The triad of yellow, orange and green holds fast. I am persistent in using this trio to grasp in paint what it means to take a step, to walk in space, through time, over many times. How can I use these colors to convey my introspections? Bringing to life the essence of a woman walking in a marble Greek relief to the present. How to express this passage of time by creating a movement and hum of color? Unsatisfied and curious I continue.

I think of grey as a color. When I used oils, my greys often came from mixing primary and secondary color. What about using grey? Would it add a “something else” to open up the emotional tone?

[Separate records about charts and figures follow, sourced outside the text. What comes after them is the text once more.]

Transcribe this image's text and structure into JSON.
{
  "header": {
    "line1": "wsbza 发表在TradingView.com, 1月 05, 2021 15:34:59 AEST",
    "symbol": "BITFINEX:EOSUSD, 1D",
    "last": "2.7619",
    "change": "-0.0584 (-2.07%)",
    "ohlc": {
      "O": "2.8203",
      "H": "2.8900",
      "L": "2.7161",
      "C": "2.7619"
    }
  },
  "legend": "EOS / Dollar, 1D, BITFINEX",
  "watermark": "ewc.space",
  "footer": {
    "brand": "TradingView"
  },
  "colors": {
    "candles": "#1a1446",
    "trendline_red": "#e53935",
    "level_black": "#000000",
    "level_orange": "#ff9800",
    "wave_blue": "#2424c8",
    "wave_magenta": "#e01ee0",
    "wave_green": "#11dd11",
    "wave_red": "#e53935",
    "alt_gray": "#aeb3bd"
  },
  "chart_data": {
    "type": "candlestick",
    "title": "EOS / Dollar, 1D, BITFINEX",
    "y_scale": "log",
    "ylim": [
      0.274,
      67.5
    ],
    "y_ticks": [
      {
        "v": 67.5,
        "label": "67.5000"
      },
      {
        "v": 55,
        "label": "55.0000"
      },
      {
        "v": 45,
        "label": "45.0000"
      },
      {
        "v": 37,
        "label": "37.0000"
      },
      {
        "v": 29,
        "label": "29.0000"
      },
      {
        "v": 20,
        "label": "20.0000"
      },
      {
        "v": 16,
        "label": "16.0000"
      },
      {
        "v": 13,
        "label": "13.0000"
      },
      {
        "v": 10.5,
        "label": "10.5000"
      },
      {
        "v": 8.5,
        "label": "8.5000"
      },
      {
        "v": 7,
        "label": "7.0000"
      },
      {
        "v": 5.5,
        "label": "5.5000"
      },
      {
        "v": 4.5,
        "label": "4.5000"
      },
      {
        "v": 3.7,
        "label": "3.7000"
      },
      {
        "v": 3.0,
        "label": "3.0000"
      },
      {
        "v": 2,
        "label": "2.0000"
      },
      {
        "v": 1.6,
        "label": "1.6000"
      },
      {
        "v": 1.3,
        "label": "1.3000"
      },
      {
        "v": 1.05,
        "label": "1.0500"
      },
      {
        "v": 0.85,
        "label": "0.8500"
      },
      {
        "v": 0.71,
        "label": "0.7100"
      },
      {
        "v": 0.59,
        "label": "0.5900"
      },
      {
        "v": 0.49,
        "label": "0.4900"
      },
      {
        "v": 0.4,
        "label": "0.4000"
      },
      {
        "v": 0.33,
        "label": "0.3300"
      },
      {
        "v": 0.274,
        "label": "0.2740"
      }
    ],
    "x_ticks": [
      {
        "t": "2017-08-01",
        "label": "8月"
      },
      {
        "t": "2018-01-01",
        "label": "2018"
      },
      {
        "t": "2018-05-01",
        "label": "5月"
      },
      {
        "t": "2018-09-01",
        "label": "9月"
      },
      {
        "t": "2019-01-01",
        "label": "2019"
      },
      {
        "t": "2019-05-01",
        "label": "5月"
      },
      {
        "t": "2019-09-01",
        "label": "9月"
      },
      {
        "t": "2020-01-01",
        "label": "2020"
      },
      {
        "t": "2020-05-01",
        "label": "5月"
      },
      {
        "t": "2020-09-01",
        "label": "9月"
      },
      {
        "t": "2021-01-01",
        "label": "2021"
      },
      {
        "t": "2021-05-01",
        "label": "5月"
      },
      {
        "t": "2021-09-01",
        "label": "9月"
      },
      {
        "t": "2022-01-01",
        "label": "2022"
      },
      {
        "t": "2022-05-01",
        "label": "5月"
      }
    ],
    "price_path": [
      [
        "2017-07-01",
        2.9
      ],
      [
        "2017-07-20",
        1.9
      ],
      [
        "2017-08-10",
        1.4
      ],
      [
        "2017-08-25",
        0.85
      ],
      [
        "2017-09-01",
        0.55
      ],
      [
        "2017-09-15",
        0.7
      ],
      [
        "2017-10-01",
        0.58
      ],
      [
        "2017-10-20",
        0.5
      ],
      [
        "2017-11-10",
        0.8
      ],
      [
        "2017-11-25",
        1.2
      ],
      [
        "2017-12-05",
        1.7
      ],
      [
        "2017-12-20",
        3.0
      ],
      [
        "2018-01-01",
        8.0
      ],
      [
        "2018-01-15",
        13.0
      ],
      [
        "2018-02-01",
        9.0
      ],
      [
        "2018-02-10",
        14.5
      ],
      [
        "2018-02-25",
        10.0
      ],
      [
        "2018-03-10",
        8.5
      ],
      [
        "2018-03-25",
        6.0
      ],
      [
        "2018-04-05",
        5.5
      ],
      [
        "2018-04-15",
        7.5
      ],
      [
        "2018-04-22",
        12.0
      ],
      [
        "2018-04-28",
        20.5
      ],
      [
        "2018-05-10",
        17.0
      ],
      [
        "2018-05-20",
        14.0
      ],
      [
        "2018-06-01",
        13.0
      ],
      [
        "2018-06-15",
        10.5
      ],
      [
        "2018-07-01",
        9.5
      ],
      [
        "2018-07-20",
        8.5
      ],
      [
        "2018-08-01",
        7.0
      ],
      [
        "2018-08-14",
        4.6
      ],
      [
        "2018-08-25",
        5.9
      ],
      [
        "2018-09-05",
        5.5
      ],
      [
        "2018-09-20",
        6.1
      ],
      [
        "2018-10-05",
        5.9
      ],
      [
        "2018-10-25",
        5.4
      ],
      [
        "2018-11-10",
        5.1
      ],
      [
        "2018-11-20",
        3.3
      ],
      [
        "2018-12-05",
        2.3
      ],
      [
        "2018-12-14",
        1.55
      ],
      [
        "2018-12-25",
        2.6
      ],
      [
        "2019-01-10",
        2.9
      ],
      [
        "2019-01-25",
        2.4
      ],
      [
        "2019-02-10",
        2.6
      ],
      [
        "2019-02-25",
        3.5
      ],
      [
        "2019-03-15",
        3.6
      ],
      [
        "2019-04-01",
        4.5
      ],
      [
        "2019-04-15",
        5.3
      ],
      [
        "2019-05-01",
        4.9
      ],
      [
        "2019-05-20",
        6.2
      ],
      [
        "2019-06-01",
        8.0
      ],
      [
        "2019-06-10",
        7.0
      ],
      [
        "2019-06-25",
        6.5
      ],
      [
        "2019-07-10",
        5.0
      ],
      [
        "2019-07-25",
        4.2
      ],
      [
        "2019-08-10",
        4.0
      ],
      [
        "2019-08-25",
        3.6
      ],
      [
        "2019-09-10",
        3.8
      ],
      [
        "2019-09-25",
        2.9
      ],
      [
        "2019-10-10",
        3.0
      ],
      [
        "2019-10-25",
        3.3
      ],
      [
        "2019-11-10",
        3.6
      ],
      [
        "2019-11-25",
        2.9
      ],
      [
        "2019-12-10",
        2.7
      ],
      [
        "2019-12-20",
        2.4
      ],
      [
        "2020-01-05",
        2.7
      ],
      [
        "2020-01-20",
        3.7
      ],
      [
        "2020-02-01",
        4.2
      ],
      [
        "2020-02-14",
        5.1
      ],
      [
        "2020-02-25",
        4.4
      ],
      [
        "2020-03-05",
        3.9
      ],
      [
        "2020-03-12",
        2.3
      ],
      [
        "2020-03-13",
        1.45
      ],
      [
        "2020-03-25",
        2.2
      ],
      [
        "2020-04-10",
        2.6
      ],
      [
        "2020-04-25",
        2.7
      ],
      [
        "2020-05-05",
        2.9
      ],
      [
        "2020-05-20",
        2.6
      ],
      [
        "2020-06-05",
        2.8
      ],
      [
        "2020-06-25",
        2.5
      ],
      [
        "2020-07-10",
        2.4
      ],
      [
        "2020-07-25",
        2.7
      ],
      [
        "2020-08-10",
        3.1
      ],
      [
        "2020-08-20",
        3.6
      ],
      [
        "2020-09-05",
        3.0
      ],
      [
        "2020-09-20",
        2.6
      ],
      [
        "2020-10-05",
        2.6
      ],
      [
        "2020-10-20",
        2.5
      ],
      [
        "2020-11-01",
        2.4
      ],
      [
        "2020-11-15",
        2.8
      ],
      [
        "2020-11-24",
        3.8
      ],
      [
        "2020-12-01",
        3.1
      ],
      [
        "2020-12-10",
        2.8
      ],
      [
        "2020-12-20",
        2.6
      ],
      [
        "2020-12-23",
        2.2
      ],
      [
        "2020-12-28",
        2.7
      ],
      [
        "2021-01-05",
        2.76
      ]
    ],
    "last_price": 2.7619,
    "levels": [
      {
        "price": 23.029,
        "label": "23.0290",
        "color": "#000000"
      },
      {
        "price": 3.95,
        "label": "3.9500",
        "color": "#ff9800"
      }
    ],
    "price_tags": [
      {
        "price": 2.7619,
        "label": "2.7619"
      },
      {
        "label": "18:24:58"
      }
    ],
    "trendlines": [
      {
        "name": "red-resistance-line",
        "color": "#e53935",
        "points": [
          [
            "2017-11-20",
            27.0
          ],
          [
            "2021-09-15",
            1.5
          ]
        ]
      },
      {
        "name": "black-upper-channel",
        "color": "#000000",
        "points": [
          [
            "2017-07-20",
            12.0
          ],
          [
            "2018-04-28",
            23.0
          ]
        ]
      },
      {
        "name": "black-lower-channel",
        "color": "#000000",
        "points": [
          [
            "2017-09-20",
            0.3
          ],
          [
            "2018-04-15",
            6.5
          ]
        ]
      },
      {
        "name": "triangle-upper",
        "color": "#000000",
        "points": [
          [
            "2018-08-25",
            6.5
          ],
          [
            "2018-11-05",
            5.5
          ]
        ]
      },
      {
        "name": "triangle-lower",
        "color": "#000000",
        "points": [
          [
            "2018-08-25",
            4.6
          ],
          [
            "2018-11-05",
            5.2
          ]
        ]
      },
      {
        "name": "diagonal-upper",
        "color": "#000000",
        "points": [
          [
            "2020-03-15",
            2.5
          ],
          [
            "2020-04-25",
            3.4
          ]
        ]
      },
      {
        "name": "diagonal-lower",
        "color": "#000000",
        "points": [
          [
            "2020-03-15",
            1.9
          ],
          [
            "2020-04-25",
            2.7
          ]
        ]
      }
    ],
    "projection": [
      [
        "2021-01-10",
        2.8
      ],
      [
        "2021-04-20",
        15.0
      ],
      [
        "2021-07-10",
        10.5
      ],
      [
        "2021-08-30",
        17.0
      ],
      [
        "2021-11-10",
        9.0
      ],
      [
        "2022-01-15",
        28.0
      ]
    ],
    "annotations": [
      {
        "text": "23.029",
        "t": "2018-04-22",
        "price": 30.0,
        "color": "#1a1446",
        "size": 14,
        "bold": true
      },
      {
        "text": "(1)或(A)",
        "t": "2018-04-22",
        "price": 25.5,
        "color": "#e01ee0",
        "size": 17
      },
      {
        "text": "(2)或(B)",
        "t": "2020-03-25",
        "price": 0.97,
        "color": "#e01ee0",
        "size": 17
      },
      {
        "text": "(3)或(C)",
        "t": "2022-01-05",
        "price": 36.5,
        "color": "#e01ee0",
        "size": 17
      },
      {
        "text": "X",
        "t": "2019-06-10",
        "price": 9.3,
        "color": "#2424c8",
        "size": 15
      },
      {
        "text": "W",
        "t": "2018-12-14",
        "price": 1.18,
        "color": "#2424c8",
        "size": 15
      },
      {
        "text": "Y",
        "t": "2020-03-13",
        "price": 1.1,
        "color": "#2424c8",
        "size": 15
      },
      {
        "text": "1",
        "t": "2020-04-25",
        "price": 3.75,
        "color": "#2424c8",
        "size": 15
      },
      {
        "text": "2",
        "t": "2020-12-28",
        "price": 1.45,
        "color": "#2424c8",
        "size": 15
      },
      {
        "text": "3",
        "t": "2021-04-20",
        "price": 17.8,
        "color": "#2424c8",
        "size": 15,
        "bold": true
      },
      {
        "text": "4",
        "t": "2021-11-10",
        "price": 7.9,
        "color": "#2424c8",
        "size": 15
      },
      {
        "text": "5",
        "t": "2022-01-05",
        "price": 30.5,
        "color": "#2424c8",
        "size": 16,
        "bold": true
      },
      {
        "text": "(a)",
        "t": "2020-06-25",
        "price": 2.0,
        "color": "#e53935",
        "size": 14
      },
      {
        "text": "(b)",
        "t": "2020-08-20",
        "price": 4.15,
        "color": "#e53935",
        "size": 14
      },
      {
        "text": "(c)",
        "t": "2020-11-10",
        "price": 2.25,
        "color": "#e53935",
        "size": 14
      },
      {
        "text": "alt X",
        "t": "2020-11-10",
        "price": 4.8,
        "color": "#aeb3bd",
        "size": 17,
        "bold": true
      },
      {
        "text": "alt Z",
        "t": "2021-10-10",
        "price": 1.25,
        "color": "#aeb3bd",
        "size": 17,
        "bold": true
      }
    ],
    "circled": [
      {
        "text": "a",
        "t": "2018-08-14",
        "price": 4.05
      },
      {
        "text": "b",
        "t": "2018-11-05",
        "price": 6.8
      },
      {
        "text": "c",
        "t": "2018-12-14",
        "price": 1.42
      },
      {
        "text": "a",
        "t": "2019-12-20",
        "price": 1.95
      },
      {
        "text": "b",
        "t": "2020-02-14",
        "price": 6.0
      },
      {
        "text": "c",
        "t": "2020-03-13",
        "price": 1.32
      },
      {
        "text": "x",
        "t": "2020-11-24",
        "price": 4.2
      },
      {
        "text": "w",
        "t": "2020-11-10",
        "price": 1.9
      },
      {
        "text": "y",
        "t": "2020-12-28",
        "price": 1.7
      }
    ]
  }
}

Would it increase the perception of movement among the yellows, oranges, and greens and add a heightened sense of questions unanswered. A sensitivity to an invisible tone. I start with grey lines:

gray lines #1

gray lines #2

 

 

…to continue.

I like using grey. Grey is adaptive, full of possibility, sometimes soft and quiet or moody, stormy, impervious. Misty and metallic. It can find its place among a throng of primary and secondary colors or be a solo act. Grey can be glistening, luminous, strong, supportive, and purposely mute. The Mona Lisa of color.

Grey had been a staple color in many of my early oil paintings such as this detail from Full Moon Shuffle done in 1982.

Detail from Full Moon Shuffle
Detail from Full Moon Shuffle

After having limited my palette to mostly black, white and grey; I began adding other colors, first blue, then yellow – not ready to tackle a full palette. As I look at it now, the greys and reduced palette give the painting’s movement and forms a sense of a developing stage. In the process of change. As if the greys are holding places for a future of color.

Now, grey is a breath into the painting.